The mystic does not need a diagnosis. They need what every human being in genuine transformation has always needed: someone who has been there, a map of the territory, and enough faith to keep moving when the darkness is at its most absolute.
We are constructing a civilisation that is, with great professional sincerity and genuine compassionate intent, systematically eliminating the conditions under which genuine human transformation can occur.
The dark night is medicated. The vision is diagnosed. The ascetic is referred. The community of genuine formation is dissolved into professionally facilitated support groups. The elder is replaced by the clinician. The map of the interior territory, accumulated across centuries of hard-won mystical exploration, is archived in academic journals on comparative religion, read by scholars, and unavailable to the person who is, right now, at three in the morning, in the place the map describes.

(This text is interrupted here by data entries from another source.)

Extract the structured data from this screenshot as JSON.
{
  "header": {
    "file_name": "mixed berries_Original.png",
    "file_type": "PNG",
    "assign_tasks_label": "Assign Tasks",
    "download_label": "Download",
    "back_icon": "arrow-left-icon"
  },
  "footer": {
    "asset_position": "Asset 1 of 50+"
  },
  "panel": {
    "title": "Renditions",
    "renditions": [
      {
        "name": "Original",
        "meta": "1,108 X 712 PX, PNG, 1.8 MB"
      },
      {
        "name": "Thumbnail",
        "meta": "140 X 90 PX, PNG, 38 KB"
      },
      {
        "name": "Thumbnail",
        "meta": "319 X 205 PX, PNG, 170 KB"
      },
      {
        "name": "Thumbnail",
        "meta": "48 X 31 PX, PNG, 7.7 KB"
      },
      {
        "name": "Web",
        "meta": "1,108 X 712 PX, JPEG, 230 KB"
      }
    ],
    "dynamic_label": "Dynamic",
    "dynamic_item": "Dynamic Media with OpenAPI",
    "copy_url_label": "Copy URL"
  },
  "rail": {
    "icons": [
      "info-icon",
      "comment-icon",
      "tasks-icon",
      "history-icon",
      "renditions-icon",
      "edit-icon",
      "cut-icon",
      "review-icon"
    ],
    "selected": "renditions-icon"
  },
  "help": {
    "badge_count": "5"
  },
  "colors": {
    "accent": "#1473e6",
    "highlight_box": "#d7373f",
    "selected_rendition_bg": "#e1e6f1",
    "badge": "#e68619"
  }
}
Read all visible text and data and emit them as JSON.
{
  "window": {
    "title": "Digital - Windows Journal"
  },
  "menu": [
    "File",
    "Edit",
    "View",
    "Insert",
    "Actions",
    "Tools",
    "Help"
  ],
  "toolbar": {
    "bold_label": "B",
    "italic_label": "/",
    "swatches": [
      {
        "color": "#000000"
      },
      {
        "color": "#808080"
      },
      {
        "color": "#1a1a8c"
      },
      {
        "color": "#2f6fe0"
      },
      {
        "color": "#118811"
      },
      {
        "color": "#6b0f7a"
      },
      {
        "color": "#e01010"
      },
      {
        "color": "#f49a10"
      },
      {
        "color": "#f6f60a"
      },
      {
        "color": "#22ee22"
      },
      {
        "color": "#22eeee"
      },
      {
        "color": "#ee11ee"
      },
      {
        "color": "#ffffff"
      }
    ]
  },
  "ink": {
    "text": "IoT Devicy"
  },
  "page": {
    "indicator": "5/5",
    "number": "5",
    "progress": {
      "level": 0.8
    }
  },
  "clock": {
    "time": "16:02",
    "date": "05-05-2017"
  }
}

John of the Cross wrote his greatest works in a prison cell, where he had been confined by his fellow Carmelites for the crime of reform. The tradition of genuine transformation has always had enemies. What is new is the efficiency with which the current apparatus operates, and the sincerity with which its agents believe they are helping.
The mystic has always been an inconvenience to institutions that prefer their members manageable. What the mental health religion has accomplished is the institutionalisation of that preference at civilisational scale — and the provision of a language in which the suppression of the mystic can be described as care.
It is not care. It is the most sophisticated form of spiritual warfare yet devised: one that operates entirely through compassion, that requires no malice, and that the victim thanks you for.